According to evolutionary psychologists, the logic behind this behavior is straightforward. In adaptive terms, extra-pair relationships are a way for females to seek out genetically rich males-or just genetic variety-while retaining the security of a life partner.
If Anderson is right, such behavior doesn't happen nearly so often among humans, but that doesn't mean it didn't happen more frequently in our evolutionary past.
Several studies have shown that a mother's relatives pay much more attention to her children than the father's relatives do. One proposed explanation is subconscious suspicions of paternity uncertainty. In 1997, Steven Gaulin, Donald McBurney, and Stephanie Brakeman-Wartell, at the time all affiliated with the psychology department at the University of Pittsburgh, asked 278 college students to rate on a scale from 1 to 7 how much their aunts and uncles seemed to care about their welfare.
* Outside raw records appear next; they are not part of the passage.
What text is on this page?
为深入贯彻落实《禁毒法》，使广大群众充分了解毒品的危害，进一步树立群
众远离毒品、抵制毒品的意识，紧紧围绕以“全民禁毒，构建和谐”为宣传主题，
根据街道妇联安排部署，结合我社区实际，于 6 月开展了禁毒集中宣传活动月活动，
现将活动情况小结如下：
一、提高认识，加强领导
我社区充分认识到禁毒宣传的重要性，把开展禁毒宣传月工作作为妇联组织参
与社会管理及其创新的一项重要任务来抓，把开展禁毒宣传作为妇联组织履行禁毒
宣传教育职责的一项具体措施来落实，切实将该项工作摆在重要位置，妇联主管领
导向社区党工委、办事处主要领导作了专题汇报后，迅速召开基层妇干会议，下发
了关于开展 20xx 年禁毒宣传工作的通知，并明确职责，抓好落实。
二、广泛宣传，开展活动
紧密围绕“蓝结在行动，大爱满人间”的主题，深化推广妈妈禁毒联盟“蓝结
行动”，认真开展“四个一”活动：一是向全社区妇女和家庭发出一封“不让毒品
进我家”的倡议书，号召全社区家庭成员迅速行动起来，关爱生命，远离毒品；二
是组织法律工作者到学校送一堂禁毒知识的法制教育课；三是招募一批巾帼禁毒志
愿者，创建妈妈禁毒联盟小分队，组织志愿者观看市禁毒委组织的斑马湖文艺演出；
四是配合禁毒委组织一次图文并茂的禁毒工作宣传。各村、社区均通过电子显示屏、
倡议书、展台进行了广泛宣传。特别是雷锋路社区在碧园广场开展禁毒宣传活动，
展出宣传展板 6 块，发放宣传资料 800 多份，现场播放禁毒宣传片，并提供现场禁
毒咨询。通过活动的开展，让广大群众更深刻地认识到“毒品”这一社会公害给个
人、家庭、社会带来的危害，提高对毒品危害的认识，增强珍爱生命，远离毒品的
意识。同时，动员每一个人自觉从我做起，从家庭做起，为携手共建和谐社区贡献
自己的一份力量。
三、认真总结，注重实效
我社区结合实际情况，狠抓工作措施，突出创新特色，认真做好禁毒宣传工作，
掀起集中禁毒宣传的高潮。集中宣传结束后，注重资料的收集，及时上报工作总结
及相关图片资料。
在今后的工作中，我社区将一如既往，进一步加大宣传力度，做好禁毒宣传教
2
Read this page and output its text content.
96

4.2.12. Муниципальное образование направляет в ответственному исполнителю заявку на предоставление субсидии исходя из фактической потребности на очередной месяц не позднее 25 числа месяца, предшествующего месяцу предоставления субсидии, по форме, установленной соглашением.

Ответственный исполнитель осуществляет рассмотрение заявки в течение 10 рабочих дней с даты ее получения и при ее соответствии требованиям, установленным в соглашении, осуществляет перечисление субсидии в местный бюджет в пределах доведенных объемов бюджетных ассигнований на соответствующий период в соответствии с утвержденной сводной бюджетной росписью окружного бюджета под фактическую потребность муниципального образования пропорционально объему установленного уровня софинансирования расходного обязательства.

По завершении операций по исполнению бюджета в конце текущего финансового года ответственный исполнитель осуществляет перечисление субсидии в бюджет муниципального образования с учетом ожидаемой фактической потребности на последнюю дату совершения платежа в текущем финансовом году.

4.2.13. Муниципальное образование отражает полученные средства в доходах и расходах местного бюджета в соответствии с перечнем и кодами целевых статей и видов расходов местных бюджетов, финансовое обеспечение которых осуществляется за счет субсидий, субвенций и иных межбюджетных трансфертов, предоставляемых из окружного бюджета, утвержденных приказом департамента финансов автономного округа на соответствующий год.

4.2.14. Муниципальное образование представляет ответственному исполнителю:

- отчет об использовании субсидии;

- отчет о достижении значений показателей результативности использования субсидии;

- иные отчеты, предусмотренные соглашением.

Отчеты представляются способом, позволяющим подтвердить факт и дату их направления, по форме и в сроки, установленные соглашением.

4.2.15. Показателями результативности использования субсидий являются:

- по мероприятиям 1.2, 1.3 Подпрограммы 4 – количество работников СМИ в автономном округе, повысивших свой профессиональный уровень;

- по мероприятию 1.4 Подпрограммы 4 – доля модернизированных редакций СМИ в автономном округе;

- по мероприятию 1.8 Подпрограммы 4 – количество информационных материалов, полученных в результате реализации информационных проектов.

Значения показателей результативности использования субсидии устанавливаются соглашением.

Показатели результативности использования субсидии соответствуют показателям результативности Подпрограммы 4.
The students reported that the relatives on the mother's side of the family paid ``significantly more" attention to them.
The degree of reduced interest from the father's relatives was what you would expect, if those relatives were assuming a 13 to 20 percent chance the child wasn't related to them. Similar studies-including one published as recently as this May in Evolution and Human Behavior-have found that maternal grandparents pay significantly more attention to children than paternal grandparents, and have offered similar explanations.
``The issue is, `What were the conditions under which human adaptations evolved?"' says Gaulin, now at the University of California at Santa Barbara. We still fear snakes, he observes, even though snake venom kills almost no one these days.